7. Bridge over Koblenzer Straße in Mainz
Already in their Black Book of 2016, the taxpayer association had criticized the Rhineland-Palatinate state capital Mainz, because this built a bridge without buying the necessary land for road access. The bridge over the Koblenzer Straße, completed in 2015, was intended for a better connection to the Johannes Gutenberg University. Since then, the roadworks rest because the land question was not resolved.
After three years, the construction work was resumed and should be completed by the turn of the year.
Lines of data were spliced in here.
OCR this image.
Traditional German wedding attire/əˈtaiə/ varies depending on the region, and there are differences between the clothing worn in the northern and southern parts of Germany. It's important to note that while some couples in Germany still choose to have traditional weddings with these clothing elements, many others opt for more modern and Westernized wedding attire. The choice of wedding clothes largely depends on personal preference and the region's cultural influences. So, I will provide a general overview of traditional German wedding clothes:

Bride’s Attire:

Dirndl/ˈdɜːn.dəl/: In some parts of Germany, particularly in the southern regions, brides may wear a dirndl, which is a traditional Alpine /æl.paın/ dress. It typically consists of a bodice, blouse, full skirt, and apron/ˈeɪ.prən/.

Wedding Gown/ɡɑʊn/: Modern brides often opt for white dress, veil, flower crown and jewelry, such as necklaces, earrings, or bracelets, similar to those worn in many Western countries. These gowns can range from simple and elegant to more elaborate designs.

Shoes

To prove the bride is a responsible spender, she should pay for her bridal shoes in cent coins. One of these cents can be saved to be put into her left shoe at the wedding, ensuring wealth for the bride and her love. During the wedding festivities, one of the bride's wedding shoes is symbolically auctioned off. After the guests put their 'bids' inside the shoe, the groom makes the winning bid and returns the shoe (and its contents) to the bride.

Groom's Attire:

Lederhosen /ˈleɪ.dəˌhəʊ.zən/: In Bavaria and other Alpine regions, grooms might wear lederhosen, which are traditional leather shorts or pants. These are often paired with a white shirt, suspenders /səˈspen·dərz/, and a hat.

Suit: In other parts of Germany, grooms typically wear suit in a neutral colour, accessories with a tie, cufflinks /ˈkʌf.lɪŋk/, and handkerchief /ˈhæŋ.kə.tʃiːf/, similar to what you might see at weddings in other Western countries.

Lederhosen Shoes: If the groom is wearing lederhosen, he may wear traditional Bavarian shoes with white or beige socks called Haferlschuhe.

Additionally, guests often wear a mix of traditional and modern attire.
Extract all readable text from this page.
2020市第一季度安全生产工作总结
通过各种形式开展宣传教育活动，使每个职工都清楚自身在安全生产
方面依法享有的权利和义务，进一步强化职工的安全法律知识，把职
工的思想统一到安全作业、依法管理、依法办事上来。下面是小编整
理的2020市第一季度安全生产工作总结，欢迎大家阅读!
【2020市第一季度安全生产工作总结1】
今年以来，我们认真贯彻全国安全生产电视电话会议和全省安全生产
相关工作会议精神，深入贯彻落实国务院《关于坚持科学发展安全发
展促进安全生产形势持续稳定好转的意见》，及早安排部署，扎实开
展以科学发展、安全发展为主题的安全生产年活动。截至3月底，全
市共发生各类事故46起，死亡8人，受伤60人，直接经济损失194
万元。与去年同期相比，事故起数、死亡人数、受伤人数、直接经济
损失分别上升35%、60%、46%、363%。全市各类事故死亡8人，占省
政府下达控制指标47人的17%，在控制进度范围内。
The alliance of taxpayers, however, criticized the additional costs of more than 360,000 euros, which were caused by structural supplementary payments, a new ground investigation, interest and downtime costs. "It is good that the Mainzer Pannenbrücke can soon be used appropriately," writes the club. "Wherever people work, mistakes certainly happen – but this breakdown was absolutely unworthy of the administration of a state capital."